Issue (iii): Disallowance of employees' PF contribution for one-day delay attributed to technical glitch
Legal framework (as discussed/applied): The Court considered the rule that employees' contribution is disallowable if deposited beyond the due date under the relevant welfare legislation, but accepted that exceptional circumstances such as technical/system glitches may warrant relief if payment action was initiated within due date and delay was not attributable to the assessee.
Interpretation and reasoning: The Court examined the challan timestamps and found that the challan was generated online within the due date, while "presentation/realisation" reflected a later date consistent with system/banking processing issues. However, the Court found an evidentiary gap: it was not clear whether sufficient bank balance existed during the period between challan generation and realisation.
Conclusions: The matter was not finally allowed outright; the Court directed the assessing authority to verify availability of sufficient bank balance during the relevant period, and if sufficient balance existed, no disallowance should be made as the delay was attributable to technical glitches. The ground was partly allowed for statistical purposes with remand directions.
Issue (iv): Allowability of reversal of earlier recognised insurance-claim income (reduction in insurance claim)
Legal framework (as discussed/applied): The Court accepted that where an amount was earlier recognised/offered as income on a reasonable basis and later becomes not receivable due to limitation/settlement, the difference can be adjusted in the year of crystallisation; it approved the appellate analogy to bad debt-type adjustment, with the safeguard that any later recovery would be taxable in the year of receipt.
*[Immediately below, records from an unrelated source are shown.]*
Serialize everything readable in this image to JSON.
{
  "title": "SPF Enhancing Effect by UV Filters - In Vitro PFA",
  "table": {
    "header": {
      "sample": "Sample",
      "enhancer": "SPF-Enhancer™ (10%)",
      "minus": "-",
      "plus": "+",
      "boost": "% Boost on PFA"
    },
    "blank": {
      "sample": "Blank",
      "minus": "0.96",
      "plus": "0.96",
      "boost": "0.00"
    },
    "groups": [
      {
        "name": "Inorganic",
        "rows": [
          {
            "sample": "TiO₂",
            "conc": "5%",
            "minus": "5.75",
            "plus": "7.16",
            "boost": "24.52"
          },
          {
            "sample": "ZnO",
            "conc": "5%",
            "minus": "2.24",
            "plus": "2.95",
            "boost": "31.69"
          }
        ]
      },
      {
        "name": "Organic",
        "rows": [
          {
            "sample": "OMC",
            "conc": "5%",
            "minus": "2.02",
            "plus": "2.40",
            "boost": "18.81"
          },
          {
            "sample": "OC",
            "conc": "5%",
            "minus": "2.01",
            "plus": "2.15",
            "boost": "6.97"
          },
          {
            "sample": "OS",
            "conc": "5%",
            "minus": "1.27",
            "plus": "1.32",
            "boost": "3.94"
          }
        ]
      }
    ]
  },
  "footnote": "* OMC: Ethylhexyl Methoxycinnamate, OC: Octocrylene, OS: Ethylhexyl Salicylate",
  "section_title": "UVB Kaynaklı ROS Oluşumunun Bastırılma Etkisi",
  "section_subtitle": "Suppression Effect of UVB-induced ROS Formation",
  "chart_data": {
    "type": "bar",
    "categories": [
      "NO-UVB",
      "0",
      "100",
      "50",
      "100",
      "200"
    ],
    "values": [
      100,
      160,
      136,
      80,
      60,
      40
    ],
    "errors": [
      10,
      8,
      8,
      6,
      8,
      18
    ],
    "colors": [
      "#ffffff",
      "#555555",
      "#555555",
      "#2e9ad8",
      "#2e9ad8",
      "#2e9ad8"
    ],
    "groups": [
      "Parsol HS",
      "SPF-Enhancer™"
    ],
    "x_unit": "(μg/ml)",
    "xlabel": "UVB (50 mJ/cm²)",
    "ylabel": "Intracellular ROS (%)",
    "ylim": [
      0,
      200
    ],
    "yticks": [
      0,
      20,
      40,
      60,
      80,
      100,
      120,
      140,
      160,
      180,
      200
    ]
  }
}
Interpretation and reasoning: The Court noted that earlier recognition of insurance-claim income had not been disputed in those years. Upon receipt of the surveyor's report/recommendation limiting the claim, the assessee reversed the excess income previously recognised and debited it under "other expenses" as reduction in insurance claim. The Court accepted that the limiting information was received before signing the financial statements and therefore appropriately accounted in the year under appeal. It also recorded that the assessee had losses in the relevant years and treated the issue as not causing revenue prejudice on timing.
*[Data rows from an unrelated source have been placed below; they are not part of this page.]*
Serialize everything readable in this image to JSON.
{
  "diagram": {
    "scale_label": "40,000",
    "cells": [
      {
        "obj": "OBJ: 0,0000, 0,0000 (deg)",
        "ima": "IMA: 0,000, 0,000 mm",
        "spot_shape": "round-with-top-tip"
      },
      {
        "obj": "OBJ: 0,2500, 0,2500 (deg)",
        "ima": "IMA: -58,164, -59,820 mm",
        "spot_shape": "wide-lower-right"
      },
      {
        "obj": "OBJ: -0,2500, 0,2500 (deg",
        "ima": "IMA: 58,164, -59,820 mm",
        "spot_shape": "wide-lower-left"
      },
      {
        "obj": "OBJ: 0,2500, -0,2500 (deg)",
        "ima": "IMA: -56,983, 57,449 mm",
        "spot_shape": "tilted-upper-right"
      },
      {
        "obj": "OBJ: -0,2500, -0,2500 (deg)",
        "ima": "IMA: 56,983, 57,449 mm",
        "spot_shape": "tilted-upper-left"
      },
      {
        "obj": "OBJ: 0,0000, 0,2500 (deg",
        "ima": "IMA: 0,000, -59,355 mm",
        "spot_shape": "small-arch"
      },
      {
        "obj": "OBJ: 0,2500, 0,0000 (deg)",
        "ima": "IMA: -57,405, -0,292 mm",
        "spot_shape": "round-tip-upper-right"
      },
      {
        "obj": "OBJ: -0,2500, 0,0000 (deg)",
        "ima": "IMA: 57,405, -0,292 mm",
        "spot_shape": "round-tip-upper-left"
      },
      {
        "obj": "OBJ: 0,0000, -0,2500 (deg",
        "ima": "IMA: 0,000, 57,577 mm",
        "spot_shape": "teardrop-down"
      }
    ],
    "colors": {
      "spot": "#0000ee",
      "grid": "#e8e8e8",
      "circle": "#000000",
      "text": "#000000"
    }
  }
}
Conclusions: Deletion of the disallowance was upheld; the reduction in insurance claim was allowable in the relevant year, subject to taxation of any subsequent excess recovery if received later.
Issue (v): Depreciation on new assets allegedly purchased and put to use-lack of complete evidence and remand
Legal framework (as discussed/applied): Depreciation allowance depends on proof of acquisition and put to use. Where the claim is denied for lack of evidence but the assessee seeks an opportunity to furnish complete documentation, remand for verification may be ordered in the interest of justice.
Interpretation and reasoning: The Court observed that the sole basis for disallowance was failure to furnish complete purchase bills/e-way bills and proof of put-to-use, though the assessee asserted it had furnished sample documents and the remaining documents were voluminous. The Revenue did not oppose verification on remand.
Conclusions: The issue was set aside to the assessing authority to verify purchase/supporting documents and put-to-use evidence; depreciation is to be allowed in accordance with law upon such verification. The assessee's ground was partly allowed for statistical purposes.